Salivary Biomarkers as Objective Measures of Acute Pain

Monday, 7 July 2008
William Fehder, PhD, CRNA , College of Nursing, New York University, New York, NY

Learning Objective 1: The learner will be able to identify three reasons objective measures of acute pain are useful for clinical practice.

Learning Objective 2: The learner will be able to identify groups of patients who are undertreated for acute pain due to inability to report their pain experience.

Purpose: To test four biological markers contained in saliva as easily obtained physiological measures of pain. The assessment of pain is now regarded by many health care institutions as the fifth vital sign, similar to the other vital signs like blood pressure, pulse, temperature and respiratory rate. Pain is a frequent cause of patients seeking health care, yet healthcare providers often under treat pain. The personal and subjective nature of the pain experience for patients creates a unique challenge for healthcare providers to treat it adequately. Objective measures of pain would assist healthcare providers in assessing patients' pain and would help to assure more adequate pain control measures.

Methods: In this study we will use the well-established elective third molar extraction model of pain to assess the correlation between salivary biomarkers and visual analog scale (VAS) measures of pain in 60 subjects before and after dental extraction. Saliva and VAS scores will be obtained before extraction and again once the local anesthetic has begun to wear off and pain is experienced. The saliva samples will be analyzed for substance P, alpha amylase, lysozyme and total salivary proteins that several studies have found to vary with pain.

Findings: Data collection for this study is scheduled to begin in January 2008.

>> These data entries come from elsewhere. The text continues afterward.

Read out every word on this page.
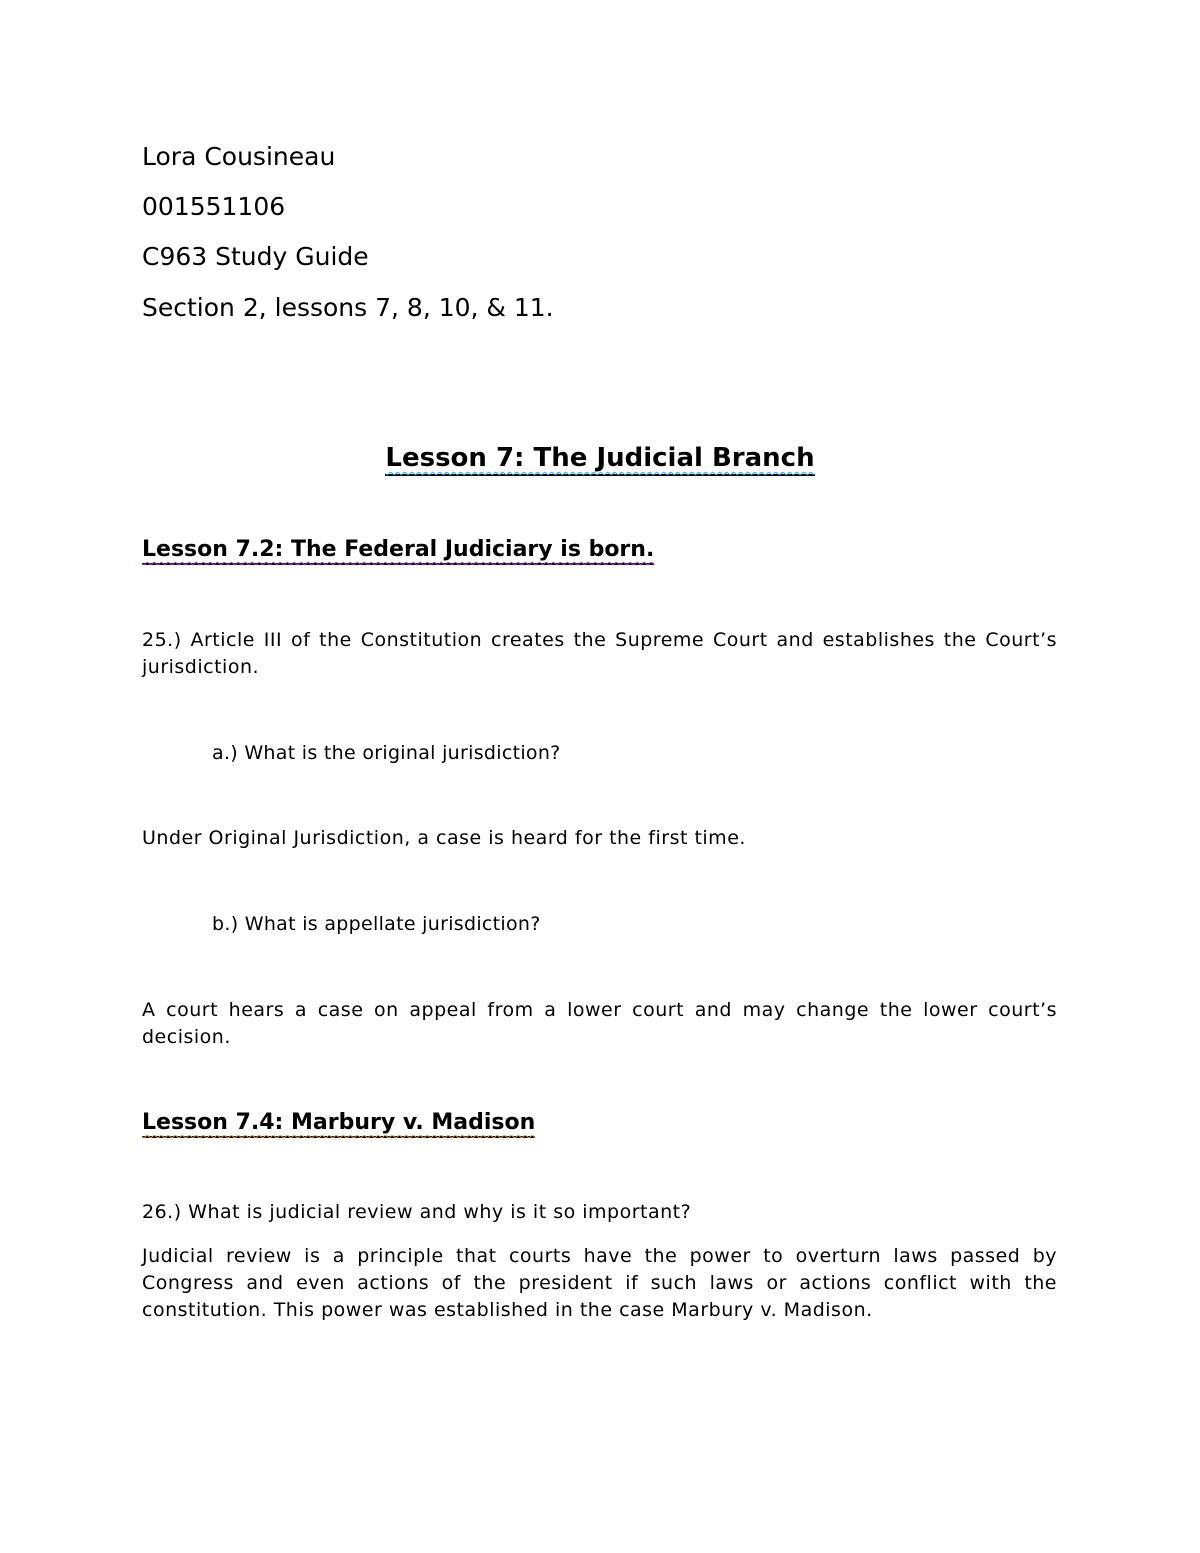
Lora Cousineau

001551106

C963 Study Guide

Section 2, lessons 7, 8, 10, & 11.

Lesson 7: The Judicial Branch
Lesson 7.2: The Federal Judiciary is born.

25.) Article III of the Constitution creates the Supreme Court and establishes the Court’s jurisdiction.

a.) What is the original jurisdiction?

Under Original Jurisdiction, a case is heard for the first time.

b.) What is appellate jurisdiction?

A court hears a case on appeal from a lower court and may change the lower court’s decision.

Lesson 7.4: Marbury v. Madison

26.) What is judicial review and why is it so important?

Judicial review is a principle that courts have the power to overturn laws passed by Congress and even actions of the president if such laws or actions conflict with the constitution. This power was established in the case Marbury v. Madison.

Conclusions: Salivary measures offer advantages over blood measures including: ease of obtaining multiple samples, and less risk to healthcare personnel. An objective non-verbal measure of pain would help healthcare providers adequately treat groups of non-verbal patients such as children, stroke victims, intubated patients and those who are comatose, among others. Furthermore, objective pain assessment could reduce treatment disparities by practitioners who are reluctant to rely solely on patient reported pain symptoms in prescribing analgesics for groups of patients such as racial and ethnic minorities who are sometimes labeled as drug seekers.